The trip to China and Hong Kong was quick but a lot was accomplished. The trip to South Korea was canceled as the meetings were not finalized. In any case this worked out well, stayed an extra day in Beijing with a friend, and got to see a local perspective on eats and checked the local area. It was a good trip to China.
I presented some ideas on large DC designs, primarily discussing some ideas around linking large IDCs together. MPLS VPNs (L3VPNs and L2VPNS) are usually the most straight-forward. You get the things you want on costly transit links such as QoS, Traffic Engineering, Load Balancing (ECMP, etc), and you also have the ability to handle overlapping address spaces in the event that you want to use the same addresses on machines in the production and staging areas of the provider network. Now what if there is only Internet connectivity between the DCs in either a primary or backup sense, is there still a way to deploy MPLS to link the DCs? Yes, it is quite feasible to use MPLS over GRE, and if you really needed encryption, you could even have MPLS over GRE, over IPSEC. The overhead is not nice, but it works.

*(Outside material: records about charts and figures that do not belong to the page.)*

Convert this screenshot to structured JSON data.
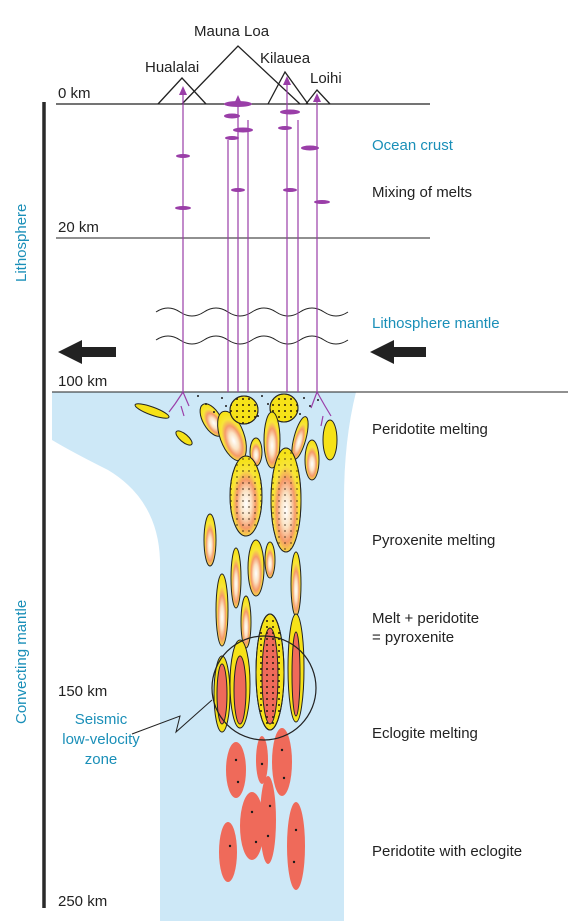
{
  "volcanoes": {
    "mauna_loa": "Mauna Loa",
    "hualalai": "Hualalai",
    "kilauea": "Kilauea",
    "loihi": "Loihi"
  },
  "depths": {
    "d0": "0 km",
    "d20": "20 km",
    "d100": "100 km",
    "d150": "150 km",
    "d250": "250 km"
  },
  "zones": {
    "lithosphere": "Lithosphere",
    "convecting_mantle": "Convecting mantle"
  },
  "layer_labels": {
    "ocean_crust": "Ocean crust",
    "mixing_of_melts": "Mixing of melts",
    "lithosphere_mantle": "Lithosphere mantle",
    "peridotite_melting": "Peridotite melting",
    "pyroxenite_melting": "Pyroxenite melting",
    "melt_peridotite_line1": "Melt + peridotite",
    "melt_peridotite_line2": "= pyroxenite",
    "eclogite_melting": "Eclogite melting",
    "peridotite_with_eclogite": "Peridotite with eclogite"
  },
  "seismic": {
    "line1": "Seismic",
    "line2": "low-velocity",
    "line3": "zone"
  },
  "colors": {
    "plume": "#cde8f7",
    "melt_yellow": "#f7e818",
    "eclogite": "#ef6a5a",
    "conduit": "#9a3ea8",
    "label_blue": "#1a8fb8"
  }
}
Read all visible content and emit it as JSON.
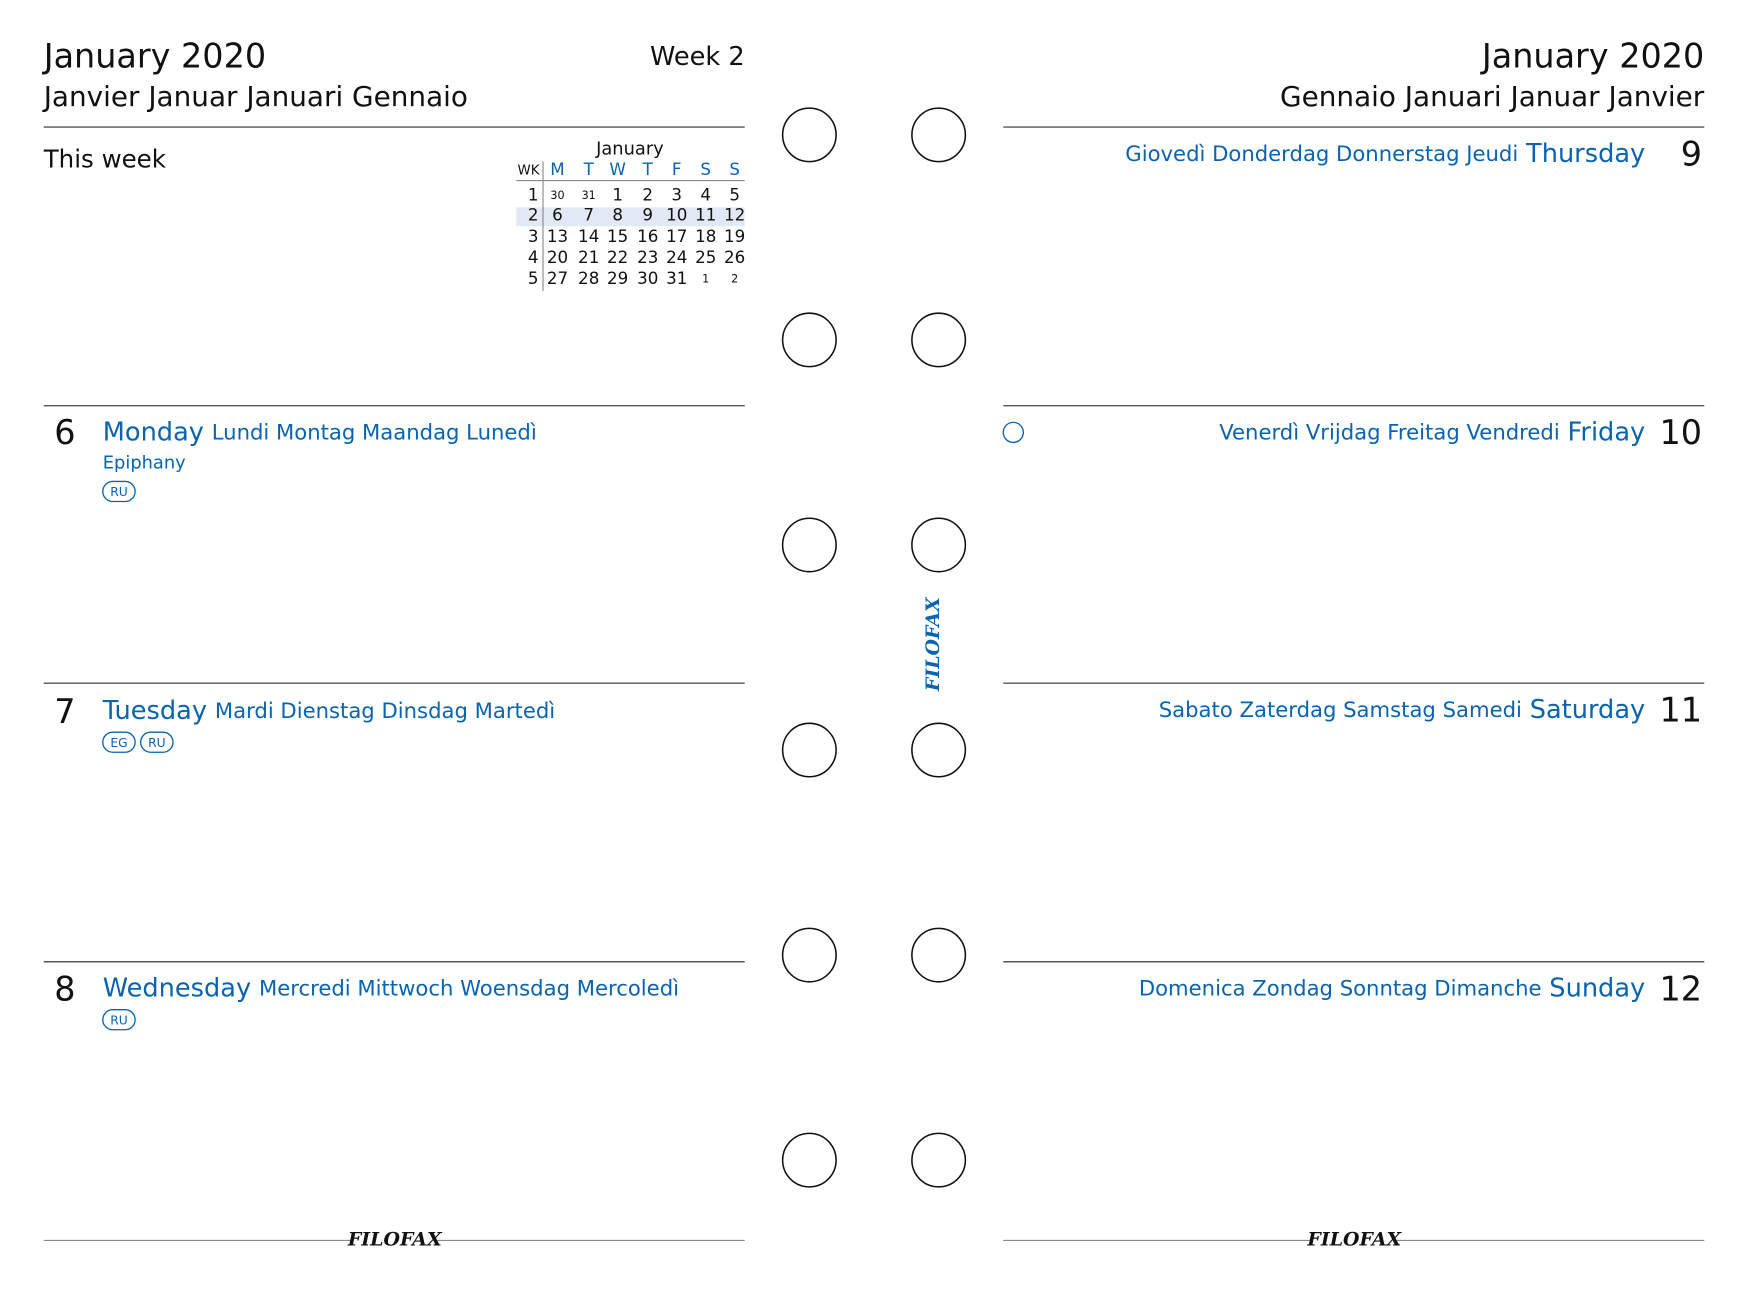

It is worth pointing out that QoS and Traffic Engineering are not really feasible in an end-to-end approach when the tunnel is over GRE tunnels since the traffic will pass over a pure IP network that works in a best-effort basis.
We also discussed the use of Hadoop as a means to perform distributed computing on a large scale. All the big boys use Hadoop including Baidu, AWS, Alibaba, AOL, etc. The ideas that Hadoop presents are quite impressive. Take for example that they wrote a filesystem (HDFS) that is fully distributed across hundreds or even thousands of nodes, and uses the stock standard disks inside each machine because the IOPS are much higher than using a SAN. The idea is that it is easier to move the computation than it is to move data. I couldn’t agree more.